XX - Une arrivée en vacances mouvementée

Mon frère Claude, étant encore célibataire, travaillait à Saint-Etienne dans une usine comme mécanicien ajusteur. Chaque année au mois d’août, pendant ses congés, il venait passer quelques jours chez nous en Cévennes dans la maison familiale. Il effectuait le trajet en vélomoteur, et par la suite en moto.

Ensuite, comme il venait d’acquérir une voiture d’occasion (une 4CV Renault, je crois), il pensa faire la route plus confortablement, et en profiterait pour amener notre neveu Robert, qui avait sept ou huit ans. Robert était le fils aîné de ma soeur Odile, qui habitait également Saint-Etienne. Nous les attendions au début de l’après-midi, comme Claude nous l’avait confirmé par courrier.

Je venais de faire une légère sieste et j’étais sorti sur le pas de la porte pour avoir un peu de fraîcheur, car le temps était très lourd. J’entendis un coup de klaxon qui résonnait dans le lointain. Je compris que nos voyageurs n’étaient pas loin.

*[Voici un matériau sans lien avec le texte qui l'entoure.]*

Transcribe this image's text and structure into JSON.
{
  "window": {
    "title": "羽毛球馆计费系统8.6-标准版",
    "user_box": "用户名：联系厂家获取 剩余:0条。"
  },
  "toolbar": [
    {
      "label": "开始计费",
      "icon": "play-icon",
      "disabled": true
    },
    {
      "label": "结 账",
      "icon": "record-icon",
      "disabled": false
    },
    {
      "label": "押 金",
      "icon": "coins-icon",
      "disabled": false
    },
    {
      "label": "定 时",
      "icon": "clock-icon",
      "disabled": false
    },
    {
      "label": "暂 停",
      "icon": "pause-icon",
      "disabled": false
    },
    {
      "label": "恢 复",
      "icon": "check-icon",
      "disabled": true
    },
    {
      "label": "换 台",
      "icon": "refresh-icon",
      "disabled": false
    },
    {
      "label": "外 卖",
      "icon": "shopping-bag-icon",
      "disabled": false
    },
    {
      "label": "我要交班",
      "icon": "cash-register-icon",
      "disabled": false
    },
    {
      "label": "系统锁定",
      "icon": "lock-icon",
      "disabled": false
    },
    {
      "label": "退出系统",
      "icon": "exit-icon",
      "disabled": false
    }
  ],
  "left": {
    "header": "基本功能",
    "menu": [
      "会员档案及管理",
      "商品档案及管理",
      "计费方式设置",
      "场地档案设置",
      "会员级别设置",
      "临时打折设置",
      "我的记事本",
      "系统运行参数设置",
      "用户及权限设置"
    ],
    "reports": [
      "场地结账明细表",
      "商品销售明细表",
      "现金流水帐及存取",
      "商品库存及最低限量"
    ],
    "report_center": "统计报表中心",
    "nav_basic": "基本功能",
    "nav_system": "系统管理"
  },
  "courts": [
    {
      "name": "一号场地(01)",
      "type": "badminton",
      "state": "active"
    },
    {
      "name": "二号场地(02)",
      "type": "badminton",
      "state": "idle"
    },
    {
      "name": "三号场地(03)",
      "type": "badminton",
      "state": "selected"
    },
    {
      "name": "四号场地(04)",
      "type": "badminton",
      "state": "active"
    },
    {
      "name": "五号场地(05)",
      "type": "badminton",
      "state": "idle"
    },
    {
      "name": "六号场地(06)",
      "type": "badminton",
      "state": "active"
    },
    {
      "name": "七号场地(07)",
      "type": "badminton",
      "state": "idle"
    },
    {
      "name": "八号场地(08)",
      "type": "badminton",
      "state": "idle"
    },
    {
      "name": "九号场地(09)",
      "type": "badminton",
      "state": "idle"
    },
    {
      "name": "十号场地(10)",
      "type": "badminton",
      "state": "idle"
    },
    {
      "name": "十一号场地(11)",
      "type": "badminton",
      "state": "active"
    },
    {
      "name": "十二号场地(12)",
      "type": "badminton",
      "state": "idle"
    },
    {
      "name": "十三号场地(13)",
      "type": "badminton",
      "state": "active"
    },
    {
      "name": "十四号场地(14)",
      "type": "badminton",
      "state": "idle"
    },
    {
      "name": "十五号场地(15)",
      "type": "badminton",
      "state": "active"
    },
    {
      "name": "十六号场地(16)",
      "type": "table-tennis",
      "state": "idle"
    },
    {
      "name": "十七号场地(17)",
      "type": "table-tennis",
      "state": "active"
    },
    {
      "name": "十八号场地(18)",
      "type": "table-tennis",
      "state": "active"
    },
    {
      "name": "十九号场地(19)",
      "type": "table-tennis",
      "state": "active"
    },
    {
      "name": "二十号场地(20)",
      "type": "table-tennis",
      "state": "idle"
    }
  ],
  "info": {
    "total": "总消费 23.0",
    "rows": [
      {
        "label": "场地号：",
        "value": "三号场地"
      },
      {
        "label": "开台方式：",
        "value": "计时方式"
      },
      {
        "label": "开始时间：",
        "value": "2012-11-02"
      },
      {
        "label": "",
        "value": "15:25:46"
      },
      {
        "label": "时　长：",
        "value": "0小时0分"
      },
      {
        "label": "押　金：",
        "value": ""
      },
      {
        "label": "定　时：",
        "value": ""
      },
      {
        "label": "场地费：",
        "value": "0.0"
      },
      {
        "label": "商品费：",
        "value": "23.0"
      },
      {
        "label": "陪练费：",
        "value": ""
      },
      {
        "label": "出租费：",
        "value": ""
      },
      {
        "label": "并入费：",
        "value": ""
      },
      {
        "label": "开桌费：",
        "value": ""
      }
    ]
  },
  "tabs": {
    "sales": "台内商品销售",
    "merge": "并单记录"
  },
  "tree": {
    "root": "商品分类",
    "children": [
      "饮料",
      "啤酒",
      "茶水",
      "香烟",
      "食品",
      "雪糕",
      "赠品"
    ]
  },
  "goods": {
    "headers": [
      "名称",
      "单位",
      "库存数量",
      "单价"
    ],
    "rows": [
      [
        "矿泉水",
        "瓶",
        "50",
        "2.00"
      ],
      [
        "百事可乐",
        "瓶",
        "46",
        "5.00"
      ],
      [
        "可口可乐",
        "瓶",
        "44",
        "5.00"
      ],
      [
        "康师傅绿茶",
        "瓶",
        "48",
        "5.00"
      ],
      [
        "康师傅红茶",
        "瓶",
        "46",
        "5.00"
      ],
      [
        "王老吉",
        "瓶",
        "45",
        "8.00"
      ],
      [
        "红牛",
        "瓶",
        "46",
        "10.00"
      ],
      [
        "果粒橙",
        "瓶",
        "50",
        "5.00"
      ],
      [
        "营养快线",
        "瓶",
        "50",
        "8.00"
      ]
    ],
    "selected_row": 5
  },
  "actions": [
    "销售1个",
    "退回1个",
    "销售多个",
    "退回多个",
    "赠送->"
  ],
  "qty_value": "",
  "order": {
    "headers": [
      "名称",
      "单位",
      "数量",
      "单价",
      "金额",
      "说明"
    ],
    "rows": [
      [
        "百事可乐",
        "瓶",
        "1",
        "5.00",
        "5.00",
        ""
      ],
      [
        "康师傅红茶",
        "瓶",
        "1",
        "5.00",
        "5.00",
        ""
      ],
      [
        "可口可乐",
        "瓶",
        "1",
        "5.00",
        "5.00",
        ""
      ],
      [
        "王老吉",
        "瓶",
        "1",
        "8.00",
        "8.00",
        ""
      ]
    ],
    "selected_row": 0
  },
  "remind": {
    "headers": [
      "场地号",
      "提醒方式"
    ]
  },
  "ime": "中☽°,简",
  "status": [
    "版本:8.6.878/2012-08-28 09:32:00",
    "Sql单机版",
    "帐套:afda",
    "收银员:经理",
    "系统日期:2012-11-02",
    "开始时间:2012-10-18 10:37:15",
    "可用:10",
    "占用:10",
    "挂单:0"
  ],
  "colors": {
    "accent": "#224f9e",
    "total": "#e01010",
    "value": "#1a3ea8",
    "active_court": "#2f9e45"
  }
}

Je grimpais les marches qui conduisent à la magnanerie, d’où l’on découvre en amont la route sur plusieurs centaines de mètres. En effet, la voiture émergeait d’un léger virage, et descendait la pente, mais à une allure folle. Il faut souligner qu’à cette époque, la route était étroite et non goudronnée. J’étais surpris et étonné d’une telle vitesse, vu l’aspect du chemin, lorsque j’aperçus l’auto se mettre tout à coup en travers de la route, se cabrer et disparaître dans le ravin au milieu d’un bosquet de chênes. Ce spectacle hallucinant fut accompagné d’un bruit sourd, et puis, plus rien.

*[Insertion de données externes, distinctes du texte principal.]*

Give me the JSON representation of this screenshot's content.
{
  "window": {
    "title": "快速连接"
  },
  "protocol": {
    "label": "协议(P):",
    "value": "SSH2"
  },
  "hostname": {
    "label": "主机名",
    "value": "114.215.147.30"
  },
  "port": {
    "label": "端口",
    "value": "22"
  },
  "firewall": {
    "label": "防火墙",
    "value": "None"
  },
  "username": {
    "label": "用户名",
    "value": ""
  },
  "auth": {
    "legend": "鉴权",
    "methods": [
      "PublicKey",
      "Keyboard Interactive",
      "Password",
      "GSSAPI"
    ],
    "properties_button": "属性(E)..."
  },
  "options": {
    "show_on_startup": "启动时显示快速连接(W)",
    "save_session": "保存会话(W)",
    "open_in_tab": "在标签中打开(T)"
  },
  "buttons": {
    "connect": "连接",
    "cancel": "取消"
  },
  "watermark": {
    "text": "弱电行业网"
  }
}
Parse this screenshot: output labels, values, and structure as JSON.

Je restais sans réaction, dans ma tête défilaient les pires choses. Je les voyais tous les deux écrabouillés sous la voiture. Mes parents, qui étaient sortis eux aussi, comprirent vite ce qui venait de se passer. Nous nous mîmes à courir en direction de l’accident. Il y avait deux ou trois cents mètres à parcourir en pleine côte. J’avais les jambes coupées, malgré mes efforts, je n’arrivais pas à avancer très vite. Quant aux parents, ils faisaient du surplace. Arrivé sur les lieux, je vis d’abord le véhicule tout disloqué. Il était aplati sur un tas de branchages, les portières étaient grandes ouvertes. J’entendais remuer tout à côté, dans les chênes. J’aperçus mon frère Claude qui tournait dans tous les sens, cherchant quelque chose. Je l’appelai pour avoir des nouvelles. «Je n’ai rien, me dit-il, Robert n’est pas avec moi. Je suis en train de chercher des melons qu’Odile m‘avait donnés pour vous remettre. J’en ai trouvé deux, mais il manque le troisième». Evidemment, je compris tout de suite qu’il était choqué, mais miraculeusement indemne. Sans plus tarder, j’annonçai la bonne nouvelle aux parents qui, du coup, retrouvèrent leurs jambes de vingt ans. Parfois, la chance vous sourit, et ce fut le cas pour Claude. Tout d’abord, Robert décida au dernier moment d’attendre ses parents. Quant à Claude, nous nous sommes demandés pendant longtemps comment il n’avait pas eu la moindre égratignure après une telle chute. Je suppose qu’il fut éjecté de la voiture avant le dernier choc, qui fut à son tout amorti par du bois de chêne récemment entassé juste à cet endroit.

La voiture étant inutilisable partit à la casse au plus vite. Quant à Claude, ayant récupéré ses fruits, sa valise et son contenu, qui s’était éparpillé dans la nature, il ne comprenait pas ce qui lui était arrivé. J’ai dit que la route était mauvaise. Comme il roulait trop vite, il a dû rencontrer une petite ornière qui a fait dévier la voiture vers la gauche et heurter violemment le talus de pierres. Du coup, l’auto s’est mise en travers et est partie à reculons dans le ravin, pour atterrir plusieurs mètres plus bas sur le tas de branches qui servir d’amortisseur.

Mais quelle frayeur avons-nous pu avoir! C’est bien la plus grande peur que j’ai eue de ma vie.